Тут же вспомнилось, что, исходя из тех же лагерных примеров, с ума можно сойти и совсем по другому, не как у Цыгана, сценарию. Вот совсем недавно подвинулся разумом Витя Святой. Погоняло он своё «высокое» получил за то, что всё свободное время в лагерной церкви проводил. Сумасшествие у Вити было мягким, незлобливым, даже не каждый день о себе напоминающим. Только всё равно заметным. Сначала он, как и Цыган, сам с собою начал разговаривать. Говорил тихо, но отчётливо. Удивительно, по отдельности каждое слово различалось, а общий смысл, о чём он говорил, уловить было невозможно. Потом вся зона увидела, как Святой несколько часов кряду ходил по лагерному плацу взад-вперёд с громадной клетчатой, свёрнутой в рулон, сумкой под мышкой.

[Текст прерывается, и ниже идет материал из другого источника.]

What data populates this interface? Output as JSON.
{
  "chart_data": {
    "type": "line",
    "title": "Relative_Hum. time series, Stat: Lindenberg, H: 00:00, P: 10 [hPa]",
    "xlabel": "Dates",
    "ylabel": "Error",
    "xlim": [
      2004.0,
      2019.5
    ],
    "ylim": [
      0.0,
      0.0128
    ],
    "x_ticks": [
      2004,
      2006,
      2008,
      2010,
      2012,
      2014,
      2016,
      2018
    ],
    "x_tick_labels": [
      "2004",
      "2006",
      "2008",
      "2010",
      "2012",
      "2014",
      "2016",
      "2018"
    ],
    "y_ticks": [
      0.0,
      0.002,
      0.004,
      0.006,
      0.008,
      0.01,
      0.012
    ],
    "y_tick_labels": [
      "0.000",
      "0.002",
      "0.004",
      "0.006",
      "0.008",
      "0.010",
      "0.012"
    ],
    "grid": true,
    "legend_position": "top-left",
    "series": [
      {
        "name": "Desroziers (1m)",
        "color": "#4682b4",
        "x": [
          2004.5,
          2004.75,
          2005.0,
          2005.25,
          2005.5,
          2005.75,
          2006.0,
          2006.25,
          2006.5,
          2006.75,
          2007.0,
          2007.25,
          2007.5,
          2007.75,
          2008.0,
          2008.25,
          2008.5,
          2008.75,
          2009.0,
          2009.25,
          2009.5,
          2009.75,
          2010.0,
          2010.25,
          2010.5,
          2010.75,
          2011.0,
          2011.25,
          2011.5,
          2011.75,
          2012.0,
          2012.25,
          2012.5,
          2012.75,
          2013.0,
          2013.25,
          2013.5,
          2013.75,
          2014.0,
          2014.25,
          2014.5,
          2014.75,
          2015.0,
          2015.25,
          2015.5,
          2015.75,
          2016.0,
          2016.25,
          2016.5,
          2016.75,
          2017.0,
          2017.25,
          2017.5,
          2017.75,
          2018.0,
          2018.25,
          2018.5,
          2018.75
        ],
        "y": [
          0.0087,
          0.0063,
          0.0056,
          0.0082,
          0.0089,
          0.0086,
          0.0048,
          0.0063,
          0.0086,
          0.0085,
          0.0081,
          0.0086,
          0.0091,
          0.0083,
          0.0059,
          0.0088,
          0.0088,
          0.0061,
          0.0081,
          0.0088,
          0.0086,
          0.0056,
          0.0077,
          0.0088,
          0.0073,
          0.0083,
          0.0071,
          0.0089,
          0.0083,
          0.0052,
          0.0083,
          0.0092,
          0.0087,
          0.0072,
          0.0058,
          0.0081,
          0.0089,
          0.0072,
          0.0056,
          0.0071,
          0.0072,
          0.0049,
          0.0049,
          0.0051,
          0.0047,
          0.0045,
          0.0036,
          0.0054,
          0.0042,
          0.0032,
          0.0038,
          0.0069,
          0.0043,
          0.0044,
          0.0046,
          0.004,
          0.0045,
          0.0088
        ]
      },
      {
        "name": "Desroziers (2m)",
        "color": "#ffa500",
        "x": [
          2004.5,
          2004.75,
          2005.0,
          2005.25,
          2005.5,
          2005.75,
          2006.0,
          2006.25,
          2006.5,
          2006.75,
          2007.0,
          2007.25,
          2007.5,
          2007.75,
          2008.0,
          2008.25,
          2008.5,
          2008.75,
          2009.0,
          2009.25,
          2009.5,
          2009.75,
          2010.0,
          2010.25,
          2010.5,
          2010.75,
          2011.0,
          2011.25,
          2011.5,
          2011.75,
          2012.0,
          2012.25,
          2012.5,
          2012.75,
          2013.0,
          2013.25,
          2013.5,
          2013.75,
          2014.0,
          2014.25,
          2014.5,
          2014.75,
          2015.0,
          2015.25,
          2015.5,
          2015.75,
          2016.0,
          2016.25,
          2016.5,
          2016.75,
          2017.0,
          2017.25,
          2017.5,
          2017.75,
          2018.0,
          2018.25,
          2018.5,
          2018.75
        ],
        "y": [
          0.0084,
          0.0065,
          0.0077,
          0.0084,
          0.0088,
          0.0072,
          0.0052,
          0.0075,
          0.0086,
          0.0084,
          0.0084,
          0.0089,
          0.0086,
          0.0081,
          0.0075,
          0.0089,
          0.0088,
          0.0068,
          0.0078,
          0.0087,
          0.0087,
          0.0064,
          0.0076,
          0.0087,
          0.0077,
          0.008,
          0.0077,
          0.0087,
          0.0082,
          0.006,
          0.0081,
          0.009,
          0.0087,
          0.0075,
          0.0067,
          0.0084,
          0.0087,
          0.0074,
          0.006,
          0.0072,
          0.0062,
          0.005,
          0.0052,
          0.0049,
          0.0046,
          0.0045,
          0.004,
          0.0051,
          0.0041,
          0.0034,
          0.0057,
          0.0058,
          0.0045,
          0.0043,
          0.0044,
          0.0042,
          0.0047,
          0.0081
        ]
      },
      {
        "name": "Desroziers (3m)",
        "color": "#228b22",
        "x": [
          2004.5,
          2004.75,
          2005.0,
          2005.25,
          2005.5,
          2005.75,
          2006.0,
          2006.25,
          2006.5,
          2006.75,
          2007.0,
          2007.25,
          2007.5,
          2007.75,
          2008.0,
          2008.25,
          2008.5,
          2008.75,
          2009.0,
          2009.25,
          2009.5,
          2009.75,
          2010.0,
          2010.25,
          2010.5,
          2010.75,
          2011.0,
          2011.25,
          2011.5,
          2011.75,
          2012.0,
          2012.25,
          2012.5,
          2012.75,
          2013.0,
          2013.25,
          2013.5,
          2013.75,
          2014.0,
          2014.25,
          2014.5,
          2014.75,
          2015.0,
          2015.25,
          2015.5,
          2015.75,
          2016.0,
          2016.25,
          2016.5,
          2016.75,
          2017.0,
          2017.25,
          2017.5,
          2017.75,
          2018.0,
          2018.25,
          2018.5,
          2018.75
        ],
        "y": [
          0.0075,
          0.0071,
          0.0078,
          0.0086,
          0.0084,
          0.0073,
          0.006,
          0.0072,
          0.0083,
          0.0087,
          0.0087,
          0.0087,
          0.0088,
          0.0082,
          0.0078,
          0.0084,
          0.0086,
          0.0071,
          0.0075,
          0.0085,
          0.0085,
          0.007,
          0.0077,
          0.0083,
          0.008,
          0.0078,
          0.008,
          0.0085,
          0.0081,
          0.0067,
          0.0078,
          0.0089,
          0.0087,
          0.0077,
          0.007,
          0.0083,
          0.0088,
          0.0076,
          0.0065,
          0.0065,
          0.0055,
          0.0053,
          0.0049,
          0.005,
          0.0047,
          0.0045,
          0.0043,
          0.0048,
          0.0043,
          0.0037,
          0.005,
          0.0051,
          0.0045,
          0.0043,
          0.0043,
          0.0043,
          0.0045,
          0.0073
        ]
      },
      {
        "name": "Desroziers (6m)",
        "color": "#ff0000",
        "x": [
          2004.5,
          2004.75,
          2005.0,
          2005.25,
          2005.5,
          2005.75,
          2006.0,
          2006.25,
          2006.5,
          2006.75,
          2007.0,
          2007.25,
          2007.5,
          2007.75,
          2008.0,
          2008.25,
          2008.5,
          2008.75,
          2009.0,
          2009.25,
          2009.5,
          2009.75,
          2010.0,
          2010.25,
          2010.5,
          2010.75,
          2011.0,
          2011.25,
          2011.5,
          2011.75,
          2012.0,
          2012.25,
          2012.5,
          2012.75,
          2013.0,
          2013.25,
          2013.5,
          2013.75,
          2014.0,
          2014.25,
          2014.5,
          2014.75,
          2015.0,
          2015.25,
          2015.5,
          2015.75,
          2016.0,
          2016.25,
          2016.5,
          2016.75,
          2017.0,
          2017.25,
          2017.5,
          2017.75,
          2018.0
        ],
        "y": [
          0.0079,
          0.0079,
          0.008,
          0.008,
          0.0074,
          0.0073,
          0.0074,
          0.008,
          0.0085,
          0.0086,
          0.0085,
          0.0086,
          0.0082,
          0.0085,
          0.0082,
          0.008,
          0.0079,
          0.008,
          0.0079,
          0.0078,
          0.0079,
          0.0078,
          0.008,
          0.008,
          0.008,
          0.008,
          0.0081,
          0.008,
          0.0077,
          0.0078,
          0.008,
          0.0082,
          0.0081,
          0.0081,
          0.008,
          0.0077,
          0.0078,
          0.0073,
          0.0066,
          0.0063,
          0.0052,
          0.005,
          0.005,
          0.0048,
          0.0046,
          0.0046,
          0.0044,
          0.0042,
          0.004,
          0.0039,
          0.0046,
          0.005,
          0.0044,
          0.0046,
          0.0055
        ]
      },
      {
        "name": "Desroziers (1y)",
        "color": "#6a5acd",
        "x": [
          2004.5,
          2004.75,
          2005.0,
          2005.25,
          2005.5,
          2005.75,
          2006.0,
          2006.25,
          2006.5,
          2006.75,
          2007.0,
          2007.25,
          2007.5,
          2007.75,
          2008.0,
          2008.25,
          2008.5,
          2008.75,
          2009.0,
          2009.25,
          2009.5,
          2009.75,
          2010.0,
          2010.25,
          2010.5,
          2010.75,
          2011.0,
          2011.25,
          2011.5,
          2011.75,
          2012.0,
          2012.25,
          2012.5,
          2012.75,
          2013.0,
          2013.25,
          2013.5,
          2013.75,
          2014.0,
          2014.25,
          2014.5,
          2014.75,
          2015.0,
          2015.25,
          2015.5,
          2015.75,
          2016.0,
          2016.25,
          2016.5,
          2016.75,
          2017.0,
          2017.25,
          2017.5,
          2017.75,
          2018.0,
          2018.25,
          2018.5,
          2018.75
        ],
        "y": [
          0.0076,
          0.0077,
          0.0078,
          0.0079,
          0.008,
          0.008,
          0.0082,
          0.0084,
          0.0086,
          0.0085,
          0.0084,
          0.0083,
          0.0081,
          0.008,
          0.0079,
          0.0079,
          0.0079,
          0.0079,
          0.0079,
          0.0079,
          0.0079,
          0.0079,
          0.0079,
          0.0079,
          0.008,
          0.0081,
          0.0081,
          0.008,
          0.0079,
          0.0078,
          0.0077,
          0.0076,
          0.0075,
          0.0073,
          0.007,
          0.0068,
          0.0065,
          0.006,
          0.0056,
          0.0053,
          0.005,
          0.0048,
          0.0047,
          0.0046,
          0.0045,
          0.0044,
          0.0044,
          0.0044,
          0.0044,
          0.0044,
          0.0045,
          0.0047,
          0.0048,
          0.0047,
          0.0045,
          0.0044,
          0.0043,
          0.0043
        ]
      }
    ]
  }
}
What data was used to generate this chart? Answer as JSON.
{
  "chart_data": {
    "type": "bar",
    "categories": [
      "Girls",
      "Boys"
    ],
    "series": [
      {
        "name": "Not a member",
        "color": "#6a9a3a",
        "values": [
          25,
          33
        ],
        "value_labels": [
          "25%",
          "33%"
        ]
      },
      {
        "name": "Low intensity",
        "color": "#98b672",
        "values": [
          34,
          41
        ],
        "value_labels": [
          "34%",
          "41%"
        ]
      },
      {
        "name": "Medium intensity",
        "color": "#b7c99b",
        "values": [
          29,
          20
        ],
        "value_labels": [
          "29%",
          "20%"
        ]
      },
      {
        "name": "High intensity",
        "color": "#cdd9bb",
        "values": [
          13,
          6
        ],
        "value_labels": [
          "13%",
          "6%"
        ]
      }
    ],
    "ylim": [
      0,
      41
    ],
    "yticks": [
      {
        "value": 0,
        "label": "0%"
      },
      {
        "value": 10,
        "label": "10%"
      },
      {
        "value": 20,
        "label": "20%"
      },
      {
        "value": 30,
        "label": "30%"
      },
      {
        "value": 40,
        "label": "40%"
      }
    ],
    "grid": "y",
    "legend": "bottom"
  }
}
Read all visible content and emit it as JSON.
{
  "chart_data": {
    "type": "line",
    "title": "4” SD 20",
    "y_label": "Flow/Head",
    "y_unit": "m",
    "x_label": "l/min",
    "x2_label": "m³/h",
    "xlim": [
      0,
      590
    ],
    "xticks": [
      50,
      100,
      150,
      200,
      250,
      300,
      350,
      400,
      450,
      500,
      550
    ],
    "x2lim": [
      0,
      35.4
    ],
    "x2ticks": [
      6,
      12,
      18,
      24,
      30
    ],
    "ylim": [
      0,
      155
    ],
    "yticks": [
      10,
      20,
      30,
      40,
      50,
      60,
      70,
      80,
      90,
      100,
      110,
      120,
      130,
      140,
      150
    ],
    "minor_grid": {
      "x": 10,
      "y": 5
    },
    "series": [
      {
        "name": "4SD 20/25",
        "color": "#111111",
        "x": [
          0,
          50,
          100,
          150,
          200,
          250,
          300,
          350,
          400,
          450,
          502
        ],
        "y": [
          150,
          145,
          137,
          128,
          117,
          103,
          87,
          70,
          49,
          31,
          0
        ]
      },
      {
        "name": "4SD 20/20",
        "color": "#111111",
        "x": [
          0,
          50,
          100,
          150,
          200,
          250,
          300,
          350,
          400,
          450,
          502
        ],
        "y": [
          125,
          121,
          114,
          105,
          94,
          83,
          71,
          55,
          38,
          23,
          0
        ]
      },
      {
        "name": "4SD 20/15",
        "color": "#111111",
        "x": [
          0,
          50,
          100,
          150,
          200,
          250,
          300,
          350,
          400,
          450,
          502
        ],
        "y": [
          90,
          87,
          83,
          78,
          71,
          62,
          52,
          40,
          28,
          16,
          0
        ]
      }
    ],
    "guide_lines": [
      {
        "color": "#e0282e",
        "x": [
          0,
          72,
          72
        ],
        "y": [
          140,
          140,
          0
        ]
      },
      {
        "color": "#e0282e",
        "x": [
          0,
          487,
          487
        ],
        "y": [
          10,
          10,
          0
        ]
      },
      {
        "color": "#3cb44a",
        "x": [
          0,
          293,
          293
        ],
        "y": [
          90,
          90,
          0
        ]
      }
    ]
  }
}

Любого, кого только встречал на пути, пусть даже совсем незнакомого арестанта из чужого отряда, Витя доверительно и не без гордости информировал: «За посылкой иду… Мои мне собрали… Заходи вечерком — заварим, угощу…».
Почему родился в его, как всем теперь было уже ясно, нездоровой голове, такой сюжет, сказать трудно. Одно было ясно: фантазия это была стопроцентная, ибо весь лагерь знал, что Витя — детдомовский, никаких родственников у него и в помине нет, и посылок присылать ему просто некому.